Défi à suivre sur le Journal
Oui, je suis heureuse, car on a besoin de moi. Peut-être chaque être humain n’a-t-il besoin pour être heureux que d’une seule personne qui ait besoin de lui. (p.177)
Madame le professeur a disparu de son petit appartement de la maison de retraite où elle a accepté de s’installer une fois « jetée à la porte » de chez elle, après le décès de mon mari, par une belle-fille manipulatrice, le monstre, comme elle la surnomme. Âgée de 80 ans, madame le professeur est une femme qui prend encore soin d’elle, qui observe ce petit monde de la maison de retraite avec un regard ironique et lucide. Avant de quitter sa maison, elle a embarqué le tout nouvel ordinateur portable de l’ami du monstre, elle a pris quelques leçons d’informatique à la maison de retraite, et depuis elle y consigne son journal…

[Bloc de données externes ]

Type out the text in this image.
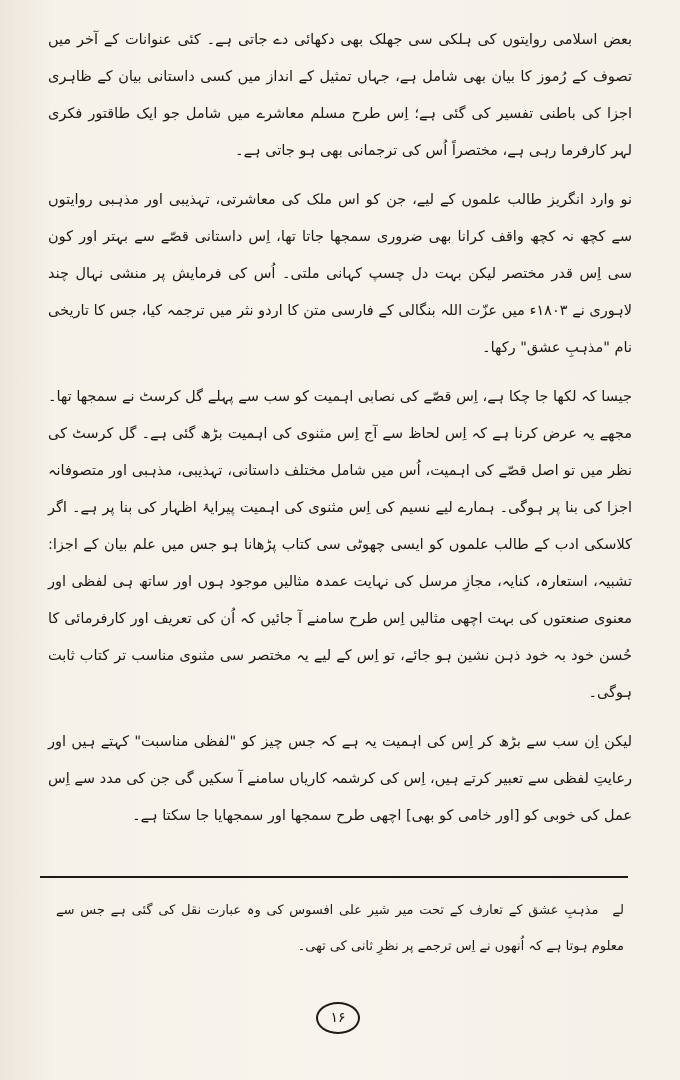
بعض اسلامی روایتوں کی ہلکی سی جھلک بھی دکھائی دے جاتی ہے۔ کئی عنوانات کے آخر میں تصوف کے رُموز کا بیان بھی شامل ہے، جہاں تمثیل کے انداز میں کسی داستانی بیان کے ظاہری اجزا کی باطنی تفسیر کی گئی ہے؛ اِس طرح مسلم معاشرے میں شامل جو ایک طاقتور فکری لہر کارفرما رہی ہے، مختصراً اُس کی ترجمانی بھی ہو جاتی ہے۔

نو وارد انگریز طالب علموں کے لیے، جن کو اس ملک کی معاشرتی، تہذیبی اور مذہبی روایتوں سے کچھ نہ کچھ واقف کرانا بھی ضروری سمجھا جاتا تھا، اِس داستانی قصّے سے بہتر اور کون سی اِس قدر مختصر لیکن بہت دل چسپ کہانی ملتی۔ اُس کی فرمایش پر منشی نہال چند لاہوری نے ۱۸۰۳ء میں عزّت اللہ بنگالی کے فارسی متن کا اردو نثر میں ترجمہ کیا، جس کا تاریخی نام "مذہبِ عشق" رکھا۔

جیسا کہ لکھا جا چکا ہے، اِس قصّے کی نصابی اہمیت کو سب سے پہلے گل کرسٹ نے سمجھا تھا۔ مجھے یہ عرض کرنا ہے کہ اِس لحاظ سے آج اِس مثنوی کی اہمیت بڑھ گئی ہے۔ گل کرسٹ کی نظر میں تو اصل قصّے کی اہمیت، اُس میں شامل مختلف داستانی، تہذیبی، مذہبی اور متصوفانہ اجزا کی بنا پر ہوگی۔ ہمارے لیے نسیم کی اِس مثنوی کی اہمیت پیرایۂ اظہار کی بنا پر ہے۔ اگر کلاسکی ادب کے طالب علموں کو ایسی چھوٹی سی کتاب پڑھانا ہو جس میں علم بیان کے اجزا: تشبیہ، استعارہ، کنایہ، مجازِ مرسل کی نہایت عمدہ مثالیں موجود ہوں اور ساتھ ہی لفظی اور معنوی صنعتوں کی بہت اچھی مثالیں اِس طرح سامنے آ جائیں کہ اُن کی تعریف اور کارفرمائی کا حُسن خود بہ خود ذہن نشین ہو جائے، تو اِس کے لیے یہ مختصر سی مثنوی مناسب تر کتاب ثابت ہوگی۔

لیکن اِن سب سے بڑھ کر اِس کی اہمیت یہ ہے کہ جس چیز کو "لفظی مناسبت" کہتے ہیں اور رعایتِ لفظی سے تعبیر کرتے ہیں، اِس کی کرشمہ کاریاں سامنے آ سکیں گی جن کی مدد سے اِس عمل کی خوبی کو [اور خامی کو بھی] اچھی طرح سمجھا اور سمجھایا جا سکتا ہے۔

لےمذہبِ عشق کے تعارف کے تحت میر شیر علی افسوس کی وہ عبارت نقل کی گئی ہے جس سے معلوم ہوتا ہے کہ اُنھوں نے اِس ترجمے پر نظرِ ثانی کی تھی۔
۱۶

Outre le premier et le dernier chapitres, tout le roman est écrit à la première personne, nous lisons le journal en train de s’écrire, sans date pourtant, juste un récit au jour le jour sur les évènements qui entourent la vie de la narratrice. Celle-ci fait un jour la connaissance de Vova, un jeune adolescent de 16 ans, d’origine russe, à la réputation déjà entamée. Mais avec la vieille femme, Vova se montre attentionné, s’occupe de sortir Cora, la petite chienne de Mme de la professeur. Assez secret sur lui et ses activités, Vova confie cependant, que dans son pays, vivent de belles vaches rouges que l’on trait 3 fois par jour. Il évoque alors de beaux paysages, et une certaine nostalgie pour ce pays lointain qui prend des allures de rêve. Entre la vieille femme et le jeune homme, une amitié se crée, une entre-aide, mais rien de si explicite, rien de certain, car Vova parle peu.
En dehors de ce lien, madame le professeur raconte les visites de la doctoresse, de la coiffeuse, du jardinier colérique, réfléchit sur son éventuel Alzheimer, sur la peur de paraître sénile et d’être dépossédée de ses biens par le monstre, sur le charme du vieux monsieur élégant, sur sa voisine qui s’endort devant la télé hurlante… On partage avec elle l’ennui des après-midi chantant, des plateaux repas qui refroidissent dans le polystyrène … Livre sur la vieillesse, non ! comme le dit si bien la phrase d’Oscar Wilde mise en exergue : La tragédie de la vieillesse, ce n’est pas d’être vieux, mais d’être jeune. Si le corps est défaillant, on sent l’esprit encore alerte de la dame, sa détermination, son humour.
Le rôle de la veuve, de l’épouse du célèbre philosophe privée de son mari, ne me plaît pas du tout,mais il ne m’est sans doute pas permis d’en jouer d’autre. (p.65)
Son cher mari décédé, Silène, en prend d’ailleurs régulièrement pour son grade dans les pages de ce journal.
C’est aussi sans doute, un roman social. Il y a comme une mise en parallèle entre deux catégories sociales et deux classes d’âge : d’un côté la suspicion contre la vieillesse et le spectre d’Alzheimer, de l’autre la suspicion sur ces jeunes émigrés russes en Allemagne. Vova et Mme la professeur, pourtant d’âge et de classe sociale différents, sont, tous les deux, en marge de cette société, rebelle à leur manière, et c’est très agréable !
Enfin, la découverte de l’informatique et d’Internet par une femme de 80 ans est jubilatoire :
J’ai pris mon nouveau livre,que j’étais enfin allé chercher, et me suis assise dans mon fauteuil.Vova a raison : j’aurais pu trouver toutes ces informations sur Internet, mais un livre reste un livre. On tient dans les mains quelque chose que l’on peut saisir par les sens, parfois même savourer. Me mettre au lit avec un ordaniteur ne me viendrait pas à l’esprit. (p.94)
Bref un beau roman à découvrir ! et une couverture qui colle parfaitement à l’esprit du roman !
Merci aux Editions Buchet-Chastel et à Denis L. pour sa confiance.